O Instituto Estadual de Florestas (IEF) confirmou que o incêndio registrado entre Tiradentes e São João del-Rei, na Serra de São José, devastou aproximadamente 430 hectares de vegetação nativa. O número equivale a mais de 400 campos de futebol e representa quase 10% da área total da serra, um dos principais patrimônios ambientais da região.

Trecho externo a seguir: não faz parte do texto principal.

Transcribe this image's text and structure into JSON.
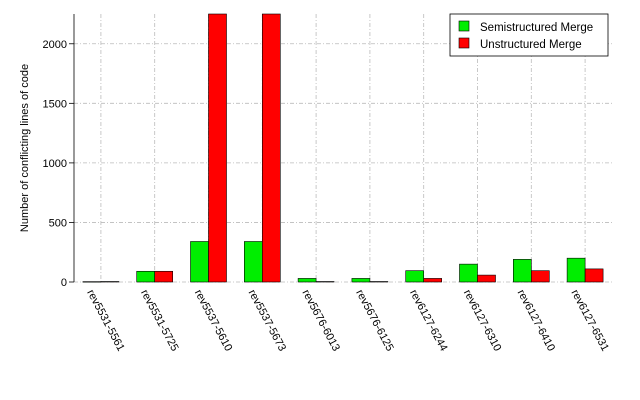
{
  "chart_data": {
    "type": "bar",
    "title": "",
    "xlabel": "",
    "ylabel": "Number of conflicting lines of code",
    "ylim": [
      0,
      2250
    ],
    "yticks": [
      0,
      500,
      1000,
      1500,
      2000
    ],
    "grid": true,
    "legend_position": "top-right",
    "categories": [
      "rev5531-5561",
      "rev5531-5725",
      "rev5537-5610",
      "rev5537-5673",
      "rev5676-6013",
      "rev5676-6125",
      "rev6127-6244",
      "rev6127-6310",
      "rev6127-6410",
      "rev6127-6531"
    ],
    "series": [
      {
        "name": "Semistructured Merge",
        "color": "#00ee00",
        "values": [
          3,
          90,
          340,
          340,
          30,
          30,
          95,
          150,
          190,
          200
        ]
      },
      {
        "name": "Unstructured Merge",
        "color": "#ff0000",
        "values": [
          4,
          90,
          2250,
          2250,
          4,
          4,
          30,
          58,
          95,
          110
        ]
      }
    ]
  }
}
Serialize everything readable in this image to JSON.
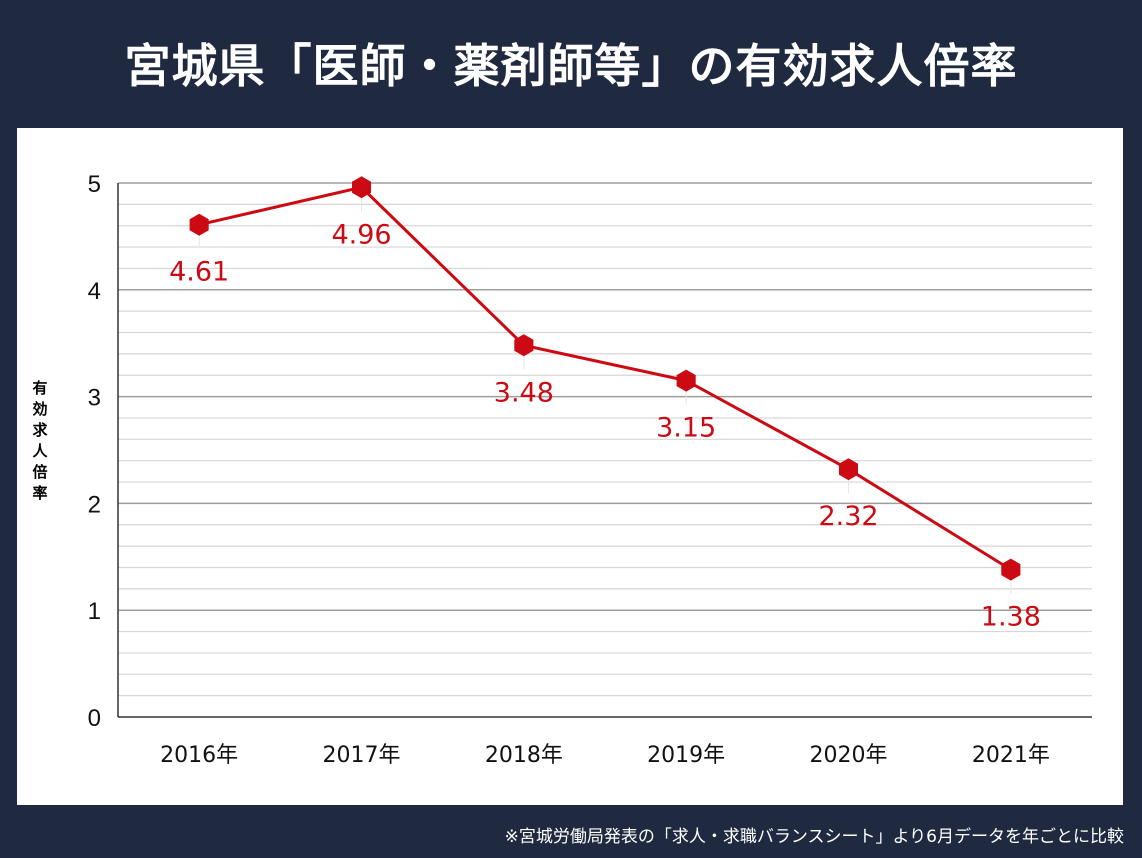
{
  "title": "宮城県「医師・薬剤師等」の有効求人倍率",
  "footnote": "※宮城労働局発表の「求人・求職バランスシート」より6月データを年ごとに比較",
  "chart_data": {
    "type": "line",
    "categories": [
      "2016年",
      "2017年",
      "2018年",
      "2019年",
      "2020年",
      "2021年"
    ],
    "series": [
      {
        "values": [
          4.61,
          4.96,
          3.48,
          3.15,
          2.32,
          1.38
        ],
        "color": "#cc0a14"
      }
    ],
    "data_labels": [
      "4.61",
      "4.96",
      "3.48",
      "3.15",
      "2.32",
      "1.38"
    ],
    "ylabel": "有効求人倍率",
    "ylim": [
      0,
      5
    ],
    "yticks": [
      "0",
      "1",
      "2",
      "3",
      "4",
      "5"
    ],
    "grid": true,
    "minor_grid_step": 0.2,
    "marker": "hexagon"
  }
}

Do total atingido, 400 hectares pertencem ao Refúgio Estadual de Vidas Silvestres Libélulas da Serra de São José, unidade de proteção integral criada para conservar ecossistemas raros e espécies ameaçadas. O fogo consumiu campos rupestres, matas ciliares e áreas de galeria que se mantinham preservadas, além de destruir completamente a zona de infraestrutura, formada por trilhas e pontos de visitação utilizados para pesquisa e turismo ecológico.
Controle e investigação
O incêndio teve início no domingo (05/10) e foi considerado extinto apenas na quarta-feira (08/10), após intensa mobilização de brigadistas, Corpo de Bombeiros e voluntários. As equipes enfrentaram condições adversas, com ventos fortes e baixa umidade, que dificultaram o combate às chamas. As medições da área queimada foram realizadas em campo e complementadas por imagens de satélite e drones.

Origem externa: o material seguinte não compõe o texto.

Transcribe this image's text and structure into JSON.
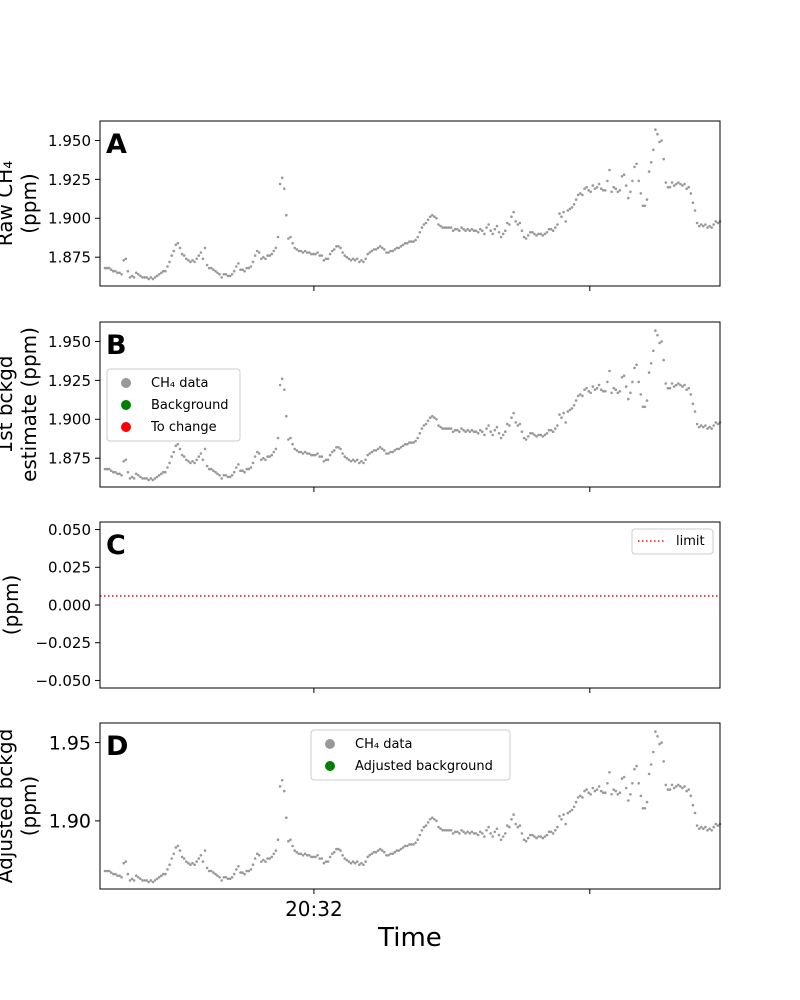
{
  "chart_data": [
    {
      "panel": "A",
      "type": "scatter",
      "ylabel": "Raw CH4 (ppm)",
      "ylabel_lines": [
        "Raw CH₄",
        "(ppm)"
      ],
      "ylim": [
        1.8565,
        1.9625
      ],
      "yticks": [
        "1.875",
        "1.900",
        "1.925",
        "1.950"
      ],
      "ytick_values": [
        1.875,
        1.9,
        1.925,
        1.95
      ],
      "series": [
        {
          "name": "CH4 data",
          "values_ref": "ch4_series"
        }
      ]
    },
    {
      "panel": "B",
      "type": "scatter",
      "ylabel": "1st bckgd estimate (ppm)",
      "ylabel_lines": [
        "1st bckgd",
        "estimate (ppm)"
      ],
      "ylim": [
        1.8565,
        1.9625
      ],
      "yticks": [
        "1.875",
        "1.900",
        "1.925",
        "1.950"
      ],
      "ytick_values": [
        1.875,
        1.9,
        1.925,
        1.95
      ],
      "legend": {
        "position": "center-left",
        "entries": [
          {
            "label": "CH₄ data",
            "color": "#999999"
          },
          {
            "label": "Background",
            "color": "#008000"
          },
          {
            "label": "To change",
            "color": "#ff0000"
          }
        ]
      }
    },
    {
      "panel": "C",
      "type": "line",
      "ylabel": "(ppm)",
      "ylabel_lines": [
        "(ppm)"
      ],
      "ylim": [
        -0.055,
        0.055
      ],
      "yticks": [
        "−0.050",
        "−0.025",
        "0.000",
        "0.025",
        "0.050"
      ],
      "ytick_values": [
        -0.05,
        -0.025,
        0.0,
        0.025,
        0.05
      ],
      "limit_value": 0.006,
      "legend": {
        "position": "top-right",
        "entries": [
          {
            "label": "limit",
            "color": "#ff0000",
            "style": "dotted"
          }
        ]
      }
    },
    {
      "panel": "D",
      "type": "scatter",
      "ylabel": "Adjusted bckgd (ppm)",
      "ylabel_lines": [
        "Adjusted bckgd",
        "(ppm)"
      ],
      "ylim": [
        1.8565,
        1.9625
      ],
      "yticks": [
        "1.90",
        "1.95"
      ],
      "ytick_values": [
        1.9,
        1.95
      ],
      "xlabel": "Time",
      "xticks": [
        "20:32",
        ""
      ],
      "legend": {
        "position": "top-center",
        "entries": [
          {
            "label": "CH₄ data",
            "color": "#999999"
          },
          {
            "label": "Adjusted background",
            "color": "#008000"
          }
        ]
      }
    }
  ],
  "ch4_series": [
    1.868,
    1.868,
    1.868,
    1.867,
    1.866,
    1.866,
    1.865,
    1.865,
    1.864,
    1.873,
    1.874,
    1.866,
    1.862,
    1.863,
    1.862,
    1.865,
    1.864,
    1.863,
    1.862,
    1.862,
    1.862,
    1.861,
    1.862,
    1.861,
    1.862,
    1.863,
    1.864,
    1.865,
    1.866,
    1.866,
    1.869,
    1.872,
    1.876,
    1.879,
    1.883,
    1.884,
    1.881,
    1.877,
    1.876,
    1.874,
    1.873,
    1.872,
    1.873,
    1.872,
    1.874,
    1.876,
    1.878,
    1.874,
    1.881,
    1.87,
    1.868,
    1.868,
    1.867,
    1.866,
    1.865,
    1.864,
    1.862,
    1.864,
    1.864,
    1.863,
    1.863,
    1.864,
    1.866,
    1.869,
    1.871,
    1.867,
    1.867,
    1.866,
    1.868,
    1.868,
    1.869,
    1.872,
    1.876,
    1.879,
    1.878,
    1.874,
    1.875,
    1.874,
    1.876,
    1.876,
    1.877,
    1.879,
    1.881,
    1.888,
    1.922,
    1.926,
    1.919,
    1.902,
    1.887,
    1.888,
    1.884,
    1.881,
    1.88,
    1.879,
    1.879,
    1.878,
    1.879,
    1.878,
    1.878,
    1.877,
    1.877,
    1.877,
    1.878,
    1.876,
    1.876,
    1.873,
    1.874,
    1.874,
    1.877,
    1.879,
    1.88,
    1.882,
    1.882,
    1.881,
    1.878,
    1.876,
    1.875,
    1.874,
    1.873,
    1.874,
    1.873,
    1.874,
    1.872,
    1.873,
    1.872,
    1.874,
    1.877,
    1.878,
    1.879,
    1.88,
    1.88,
    1.881,
    1.882,
    1.881,
    1.88,
    1.878,
    1.878,
    1.879,
    1.879,
    1.88,
    1.881,
    1.881,
    1.882,
    1.883,
    1.884,
    1.884,
    1.885,
    1.885,
    1.885,
    1.886,
    1.888,
    1.891,
    1.894,
    1.896,
    1.897,
    1.899,
    1.901,
    1.902,
    1.901,
    1.9,
    1.896,
    1.895,
    1.894,
    1.894,
    1.894,
    1.894,
    1.894,
    1.892,
    1.893,
    1.893,
    1.892,
    1.894,
    1.893,
    1.892,
    1.893,
    1.892,
    1.893,
    1.892,
    1.892,
    1.891,
    1.893,
    1.892,
    1.89,
    1.894,
    1.896,
    1.892,
    1.89,
    1.893,
    1.895,
    1.891,
    1.888,
    1.89,
    1.892,
    1.897,
    1.896,
    1.901,
    1.904,
    1.898,
    1.896,
    1.897,
    1.892,
    1.888,
    1.887,
    1.889,
    1.891,
    1.891,
    1.89,
    1.889,
    1.89,
    1.89,
    1.889,
    1.89,
    1.891,
    1.893,
    1.893,
    1.892,
    1.894,
    1.896,
    1.903,
    1.901,
    1.904,
    1.898,
    1.905,
    1.906,
    1.907,
    1.909,
    1.912,
    1.915,
    1.916,
    1.915,
    1.919,
    1.92,
    1.918,
    1.917,
    1.921,
    1.919,
    1.92,
    1.922,
    1.919,
    1.918,
    1.918,
    1.924,
    1.931,
    1.917,
    1.92,
    1.919,
    1.917,
    1.918,
    1.927,
    1.928,
    1.921,
    1.913,
    1.917,
    1.924,
    1.933,
    1.935,
    1.924,
    1.916,
    1.908,
    1.908,
    1.912,
    1.93,
    1.936,
    1.944,
    1.957,
    1.954,
    1.949,
    1.95,
    1.938,
    1.923,
    1.92,
    1.92,
    1.923,
    1.921,
    1.922,
    1.923,
    1.922,
    1.921,
    1.922,
    1.919,
    1.92,
    1.916,
    1.91,
    1.905,
    1.897,
    1.895,
    1.896,
    1.895,
    1.896,
    1.894,
    1.895,
    1.894,
    1.896,
    1.898,
    1.897,
    1.898
  ],
  "ch4_x_start": 0.0,
  "ch4_x_end": 1.0,
  "xtick_positions": [
    0.345,
    0.79
  ]
}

O IEF informou que o relatório final sobre os impactos ambientais e a recuperação da vegetação será divulgado em data ainda a ser definida. A suspeita é de que o fogo tenha sido provocado de forma criminosa, hipótese que está sendo apurada pelas autoridades competentes.
Patrimônio ameaçado
A Serra de São José é reconhecida como um santuário ecológico e histórico, abrigando nascentes que alimentam bacias hidrográficas importantes e uma rica biodiversidade de fauna e flora endêmicas. Os danos provocados pelo incêndio reforçam a necessidade de vigilância permanente, políticas de prevenção e maior conscientização sobre o risco de queimadas em áreas de proteção ambiental.